As someone who is fascinated with Japanese history and culture, I find it intriguing how this production really embodies a lot of Japanese elements in its production design. The set begins as a simple Japanese house with sliding wooden doors, these doors are used liberally but effectively – whilst behind the closed doors the set is carefully changed by the crew, sliding open to reveal a new scene. The house shifts seamlessly into a train station, a tenement block, a sushi bar, the backstage of a theatre, whilst always maintaining this sliding effect reminiscent of traditional style Japanese houses. Whilst actually quite complicated to achieve, the effect it gives is of simplicity and in keeping with the overall tone of the play. Every element of this production was put together with such clarity of thought from every angle of the production team.
The multicultural incorporation of the play seems to resonate with today’s audience and an ongoing push for inclusivity within theatre as well as society. This blending of culture is the heart of the play and really lends to both the comic, and heart wrenching moments; addressing matters of sex, sexuality, drugs, love, liberation, victimisation, AIDs, modernity, but never forcing anything on the watcher. Lepage just places it in front of you to take, or leave.
The cast adapted exceptionally well across multiple roles throughout the show, some accidental to the main plot and some essential, always rounded and deep with backstory that was clearly visible.
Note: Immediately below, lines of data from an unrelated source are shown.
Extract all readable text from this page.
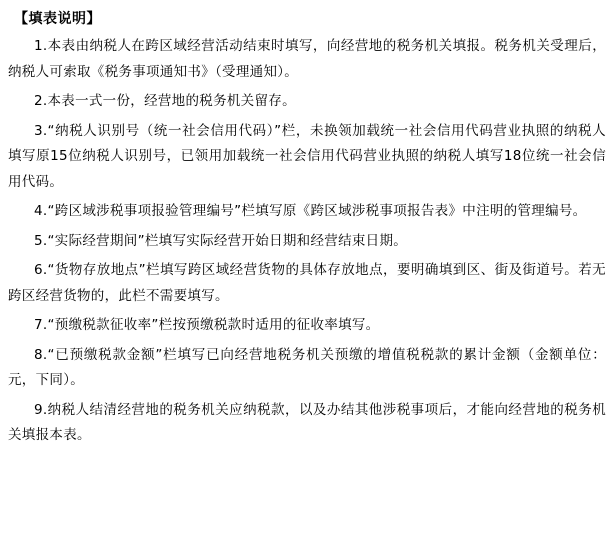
【填表说明】

1.本表由纳税人在跨区域经营活动结束时填写，向经营地的税务机关填报。税务机关受理后，纳税人可索取《税务事项通知书》（受理通知）。

2.本表一式一份，经营地的税务机关留存。

3.“纳税人识别号（统一社会信用代码）”栏，未换领加载统一社会信用代码营业执照的纳税人填写原15位纳税人识别号，已领用加载统一社会信用代码营业执照的纳税人填写18位统一社会信用代码。

4.“跨区域涉税事项报验管理编号”栏填写原《跨区域涉税事项报告表》中注明的管理编号。

5.“实际经营期间”栏填写实际经营开始日期和经营结束日期。

6.“货物存放地点”栏填写跨区域经营货物的具体存放地点，要明确填到区、街及街道号。若无跨区经营货物的，此栏不需要填写。

7.“预缴税款征收率”栏按预缴税款时适用的征收率填写。

8.“已预缴税款金额”栏填写已向经营地税务机关预缴的增值税税款的累计金额（金额单位：元，下同）。

9.纳税人结清经营地的税务机关应纳税款，以及办结其他涉税事项后，才能向经营地的税务机关填报本表。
For me Rebecca Blankenship fires on all cylinders in this production and her standout performance is full of heart and courage, really challenging us as an audience. For all involved it is an immense achievement, carrying a show for such a long stretch without dropping an ounce of it – it even feels cruel for me to single out Blankenship, or anyone in the cast or crew (who, joining in for the curtain call, looked exhausted).
If you have the time to really give yourself over to the theatre for a day and immerse yourself in another world, then catch this limited run of The Seven Streams of the River Ota. There are few experiences in life like this and we can all learn something from its taking part.